Bu ayette haber vardır; Allah, müşrikler karşısında Bedir’de savaşan mü’minlerin sahip oldukları manevî gücü kendilerine haber vermektedir. Bu gücün sebebi ise, müminlerin tüm gerçekleri kavramış, ilahi hakikatleri idrak etmiş ve inanmış olmaları; müşriklerin ise, dünya hayatının sadece zahirini biliyor olup onun gerisindeki gerçekleri, ilahi hakikatleri tanımamaları, dolayısıyla inkâr etmeleridir…

Allah, müşriklerin bu savaşta mağlubiyetlerinin gerçek sebebini şu cümle ile açıklamıştır: بأنهم قوم لايفقهون “...çünkü onlar (gerçekleri ) kavramayan bir topluluktur.”

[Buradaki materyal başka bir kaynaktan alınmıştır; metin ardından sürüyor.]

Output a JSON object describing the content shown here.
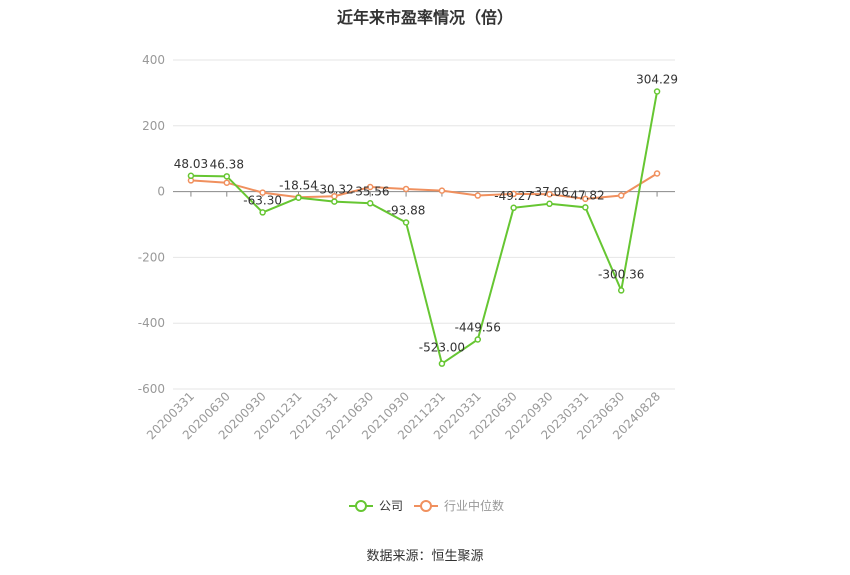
{
  "title": "近年来市盈率情况（倍）",
  "source": "数据来源：恒生聚源",
  "colors": {
    "company": "#66c632",
    "industry": "#f0905e",
    "grid": "#e6e6e6",
    "axis": "#999999",
    "text": "#333333"
  },
  "chart_data": {
    "type": "line",
    "title": "近年来市盈率情况（倍）",
    "xlabel": "",
    "ylabel": "",
    "ylim": [
      -600,
      400
    ],
    "yticks": [
      400,
      200,
      0,
      -200,
      -400,
      -600
    ],
    "grid": true,
    "legend_position": "bottom",
    "categories": [
      "20200331",
      "20200630",
      "20200930",
      "20201231",
      "20210331",
      "20210630",
      "20210930",
      "20211231",
      "20220331",
      "20220630",
      "20220930",
      "20230331",
      "20230630",
      "20240828"
    ],
    "series": [
      {
        "name": "公司",
        "values": [
          48.03,
          46.38,
          -63.3,
          -18.54,
          -30.32,
          -35.56,
          -93.88,
          -523.0,
          -449.56,
          -49.27,
          -37.06,
          -47.82,
          -300.36,
          304.29
        ],
        "labels": [
          "48.03",
          "46.38",
          "-63.30",
          "-18.54",
          "-30.32",
          "-35.56",
          "-93.88",
          "-523.00",
          "-449.56",
          "-49.27",
          "-37.06",
          "-47.82",
          "-300.36",
          "304.29"
        ]
      },
      {
        "name": "行业中位数",
        "values": [
          34,
          27,
          -3,
          -17,
          -14,
          14,
          8,
          3,
          -12,
          -7,
          -8,
          -22,
          -12,
          55
        ]
      }
    ]
  }
}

Zira müşrikler, genellikle öldükten sonra tekrar diriltileceklerine, cennet ve cehenneme inanmıyorlardı. Denilebilir ki onlar, savaş atmosferinde müminlerle kıyaslandıkları zaman uğruna can vermeyi göze alabilecekleri yüksek değerlere sahip değillerdi. Allah’tan beklentileri ise, sadece zanlarına göreydi(!)… Öldükten sonra tekrar diriltileceklerine, yani Ahiret hayatına inanmadıkları için, onlara göre yaşanacak tek hayat, dünya hayatıdır. Onlar aynı zamanda kabile şerefini, yurtlarını, mallarını korumak için savaşıyorlardı. Fakat savaş meydanında ölümle karşı karşıya kaldıkları zaman, öldürülmek suretiyle yaşama şansını kaybetmemek için savaştan da kaçabilirlerdi! Nitekim bu savaşta öyle de olmuştur…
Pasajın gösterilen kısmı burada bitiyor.